O presidente brasileiro Jair Bolsonaro fez um comentário de mau gosto sobre a aparência da atual primeira-dama francesa, Brigitte Macron, que tem 67 anos, o que causou mal-estar diplomático entre Brasil e França. O que pensa sobre o episódio? Eu ouvi falar, mas não saberia comentar as relações políticas entre o Brasil e a França. O que eu posso dizer é que Brigitte é uma pessoa muito charmosa. Ela é tão jovem. Aquele comentário sobre a idade dela não faz nenhum sentido. Quando se convive com Brigitte, não é possível limitá-la à sua idade. Ela esbanja energia, e é uma pessoa muito gentil. Meu único comentário sobre esse caso é que ela é uma mulher adorável e elegante.
E qual sua opinião sobre o mandato de Emmanuel Macron? Quando meu marido era presidente, pude observar que é fácil falar sobre quem está no poder, mas muito difícil estar naquela posição. Por isso, prefiro não fazer críticas a Macron, pois vi de perto como é complexo liderar um país.
Seu marido é conservador e a senhora está mais próxima de uma visão de esquerda. Como fazem para o casamento dar certo? Minha vida não se resume a ideologias. Prefiro sentimentos a ideais. Meu marido é de um partido conservador na França, mas ele não é uma pessoa conservadora.
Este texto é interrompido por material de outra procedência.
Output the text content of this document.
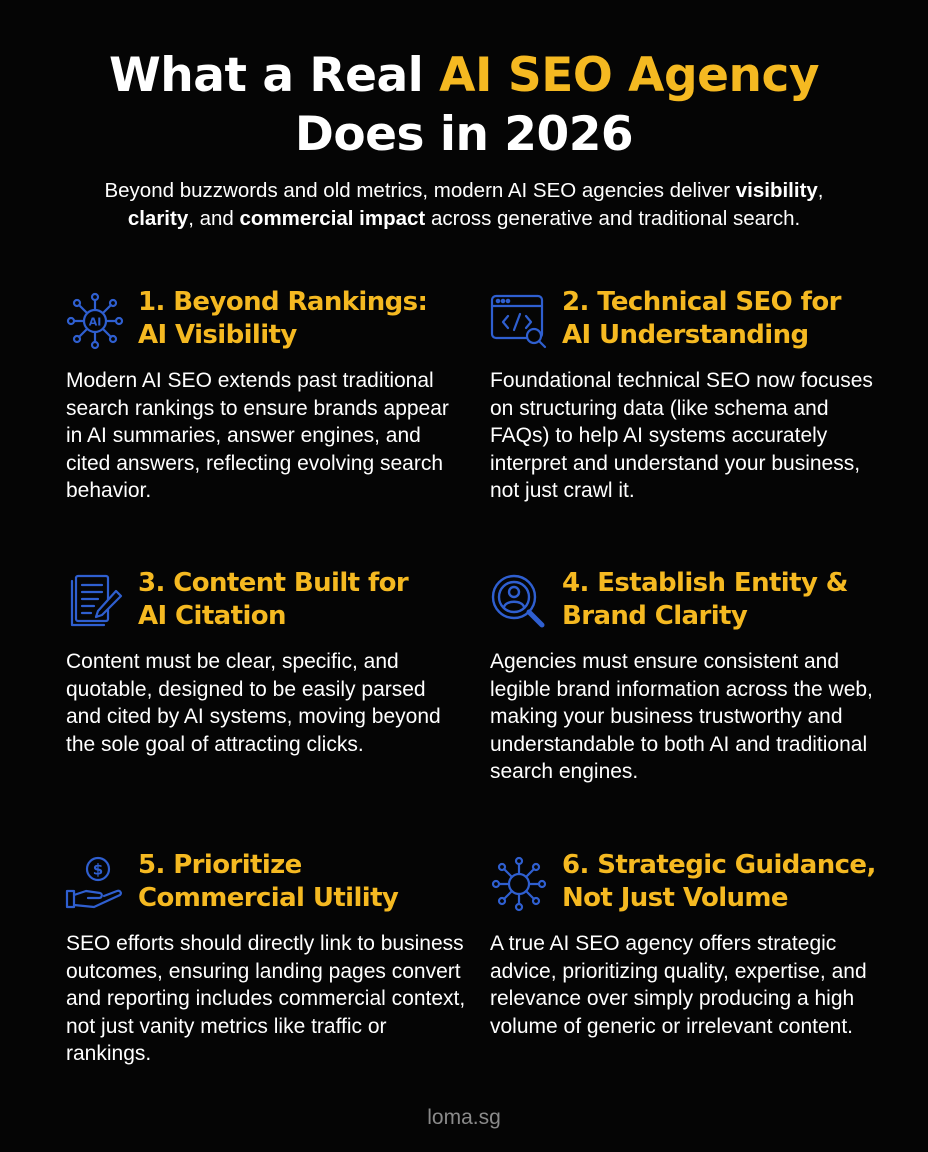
What a Real AI SEO Agency
Does in 2026

Beyond buzzwords and old metrics, modern AI SEO agencies deliver visibility,
clarity, and commercial impact across generative and traditional search.

AI
1. Beyond Rankings:
AI Visibility

Modern AI SEO extends past traditional search rankings to ensure brands appear in AI summaries, answer engines, and cited answers, reflecting evolving search behavior.

2. Technical SEO for
AI Understanding

Foundational technical SEO now focuses on structuring data (like schema and FAQs) to help AI systems accurately interpret and understand your business, not just crawl it.

3. Content Built for
AI Citation

Content must be clear, specific, and quotable, designed to be easily parsed and cited by AI systems, moving beyond the sole goal of attracting clicks.

4. Establish Entity &
Brand Clarity

Agencies must ensure consistent and legible brand information across the web, making your business trustworthy and understandable to both AI and traditional search engines.

$ 5. Prioritize
Commercial Utility

SEO efforts should directly link to business outcomes, ensuring landing pages convert and reporting includes commercial context, not just vanity metrics like traffic or rankings.

6. Strategic Guidance,
Not Just Volume

A true AI SEO agency offers strategic advice, prioritizing quality, expertise, and relevance over simply producing a high volume of generic or irrelevant content.

loma.sg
Quando estava no poder, também era muito pouco conservador na prática, e fez um governo audacioso. Eu não sou casada com o partido ou com o político, sou casada com o homem. Nunca me envolvi pessoalmente com política. Como a maioria dos artistas, me identifico mais com os progressistas. Mas a França é um país diferente dos demais.
Em que sentido? Se meu marido morasse nos Estados Unidos, ele seria democrata, e não republicano. Ele tem uma mente muito aberta. Não me preocupo com diferenças políticas em casa. Ele me respeita, eu respeito todas as ideias. Exceto ditadores. Mas posso garantir que estou feliz de ele não estar mais na política.
Por que não gosta de falar de política? Na minha posição, por causa do meu marido, não acho educado ou que caiba a mim falar a respeito. Além disso, a política deveria ser discutida por especialistas. Digo mais: para gostar de política a pessoa tem de gostar de poder. E, a mim, o poder não interessa, pois ele muda as pessoas. Prefiro uma vida tranquila, minha família, minha música. Eu vivo numa bolha.
Ser uma mulher bonita em algum momento foi mais uma maldição do que uma bênção? Beleza para mim é um assunto subjetivo. E nunca foi um problema. Quando você se olha, muitas vezes não vê beleza em si mesmo. A carreira de modelo é algo que demanda técnica, foi um emprego que me ajudou a entender e aceitar minha imagem. Essa habilidade de conhecer a si mesmo tem me ajudado em todas as áreas da minha vida. A beleza é relativa, não é uma ciência exata.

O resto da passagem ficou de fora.